Felakete karşı enternasyonalizm… | Doğan Özgüden


Doğup yetiştiğim coğrafyada son bir haftadır yaşanan deprem trajedisini binlerce kilometre uzaktan tüm ayrıntılarıyla izleyip Avrupa kamuoyunu bilgilendirmeye çalışırken belleğim beni sık sık 84 yıl öncesine, 1939’un Kasım-Aralık aylarında 33 bin insanımızın can verdiği Erzincan Zelzelesi günlerine götürüyordu.

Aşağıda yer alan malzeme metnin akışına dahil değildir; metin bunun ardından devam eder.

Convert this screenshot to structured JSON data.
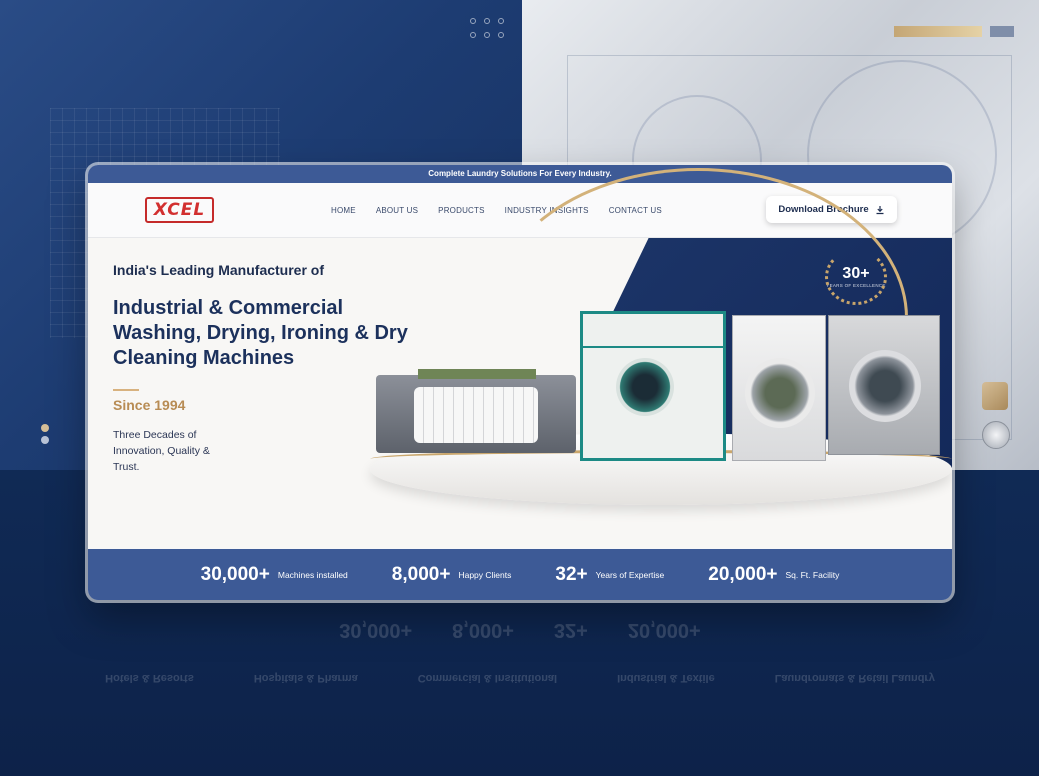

Bir demiryolcu ailesinin ıssız bir ara istasyonda 1936 başında dünyaya gelen ilk çocuğuydum. Yaşamımın ilk üç yılında Türkiye’de ve dünyada iz bırakan büyük olayların belleğimde yeri yoktu. Türkiye Cumhuriyeti Anayasası’na CHP altı oku eklenerek tek parti diktatörlüğünün resmileştirildiği, ardından da Dersim Direnişi‘nin hunharca bastırıldığı günlerde bir yaşında, Mustafa Kemal öldüğünde ise iki yaşındaymışım, bilmem mümkün değil… İkinci Dünya Savaşı’nın başladığı günü de…  

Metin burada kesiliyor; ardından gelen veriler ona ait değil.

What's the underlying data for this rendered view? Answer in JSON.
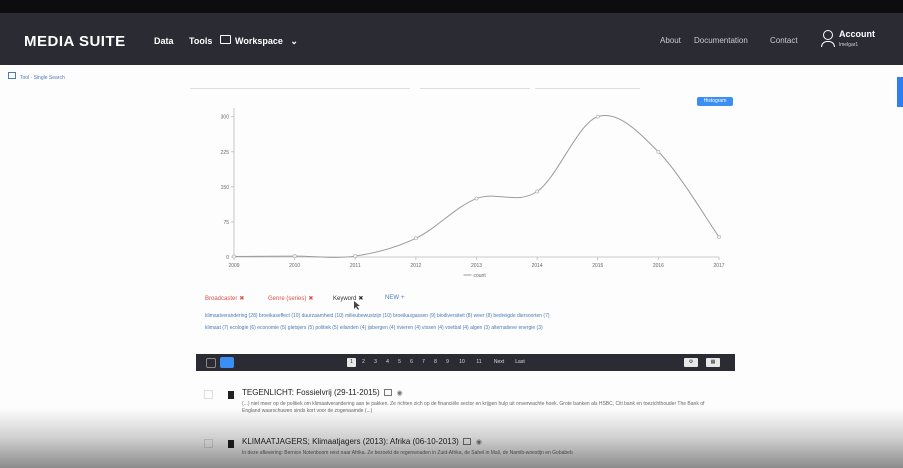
{
  "navbar": {
    "brand": "MEDIA SUITE",
    "links": [
      "Data",
      "Tools",
      "Workspace"
    ],
    "right_links": [
      "About",
      "Documentation",
      "Contact"
    ],
    "account_label": "Account",
    "account_user": "lmelgar1"
  },
  "breadcrumb": "Tool · Single Search",
  "histogram_button": "Histogram",
  "chart_data": {
    "type": "line",
    "x": [
      2009,
      2010,
      2011,
      2012,
      2013,
      2014,
      2015,
      2016,
      2017
    ],
    "series": [
      {
        "name": "count",
        "values": [
          1,
          2,
          2,
          40,
          125,
          140,
          300,
          225,
          43
        ]
      }
    ],
    "ylim": [
      0,
      310
    ],
    "yticks": [
      0,
      75,
      150,
      225,
      300
    ],
    "xticks": [
      "2009",
      "2010",
      "2011",
      "2012",
      "2013",
      "2014",
      "2015",
      "2016",
      "2017"
    ],
    "legend": "count",
    "grid": false
  },
  "filters": [
    {
      "label": "Broadcaster",
      "color": "#d9534f"
    },
    {
      "label": "Genre (series)",
      "color": "#d9534f"
    },
    {
      "label": "Keyword",
      "color": "#333333"
    },
    {
      "label": "NEW",
      "color": "#4a7bb8"
    }
  ],
  "keywords_line1": "klimaatverandering (28)  broeikaseffect (10)  duurzaamheid (10)  milieubewustzijn (10)  broeikasgassen (9)  biodiversiteit (8)  weer (8)  bedreigde diersoorten (7)",
  "keywords_line2": "klimaat (7)  ecologie (6)  economie (5)  gletsjers (5)  politiek (5)  eilanden (4)  ijsbergen (4)  rivieren (4)  vissen (4)  voetbal (4)  algen (3)  alternatieve energie (3)",
  "pagination": {
    "pages": [
      "1",
      "2",
      "3",
      "4",
      "5",
      "6",
      "7",
      "8",
      "9",
      "10",
      "11"
    ],
    "next": "Next",
    "last": "Last"
  },
  "results": [
    {
      "title": "TEGENLICHT: Fossielvrij (29-11-2015)",
      "snippet": "(...) niet meer op de politiek om klimaatverandering aan te pakken. Ze richten zich op de financiële sector en krijgen hulp uit onverwachte hoek. Grote banken als HSBC, Citi bank en toezichthouder The Bank of England waarschuwen sinds kort voor de zogenaamde (...)"
    },
    {
      "title": "KLIMAATJAGERS; Klimaatjagers (2013): Afrika (06-10-2013)",
      "snippet": "In deze aflevering: Bernice Notenboom reist naar Afrika. Ze bezoekt de regenwouden in Zuid-Afrika, de Sahel in Mali, de Namib-woestijn en Gobabeb"
    }
  ]
}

Anadolu çorağında geçen çocukluğumdan belleğime kazınan ilk önemli olay, Tokat ilinde bulunduğumuz Musaköy İstasyonu‘nu da sarsan 1939 Erzincan Zelzelesi‘ydi… Sarsıntılardan istasyon binası oturulmaz hale geldiği için diğer demiryolcu aileleri gibi biz de karakışta kara bir yük vagonuna sığınmıştık. Vagonun ortasında uyduruk bir odun sobası, borusu tavana yakın küçük pencereden dışarı verilmiş. Artçı zelzeleler durmak bilmiyor… Bazen öylesine şiddetli vuruyor ki, kara vagon sarsıntıdan metrelerce bir ileri bir geri gidiyor. Kızgın saç soba, üstündeki kaynar çaydanlıkla birlikte devriliyor, korlar vagonun tahta zeminine dağılıyor. Bizler hayattayız, ama Erzincan’dan arka arkaya ölüm haberleri geliyor, herkes kan ağlıyor…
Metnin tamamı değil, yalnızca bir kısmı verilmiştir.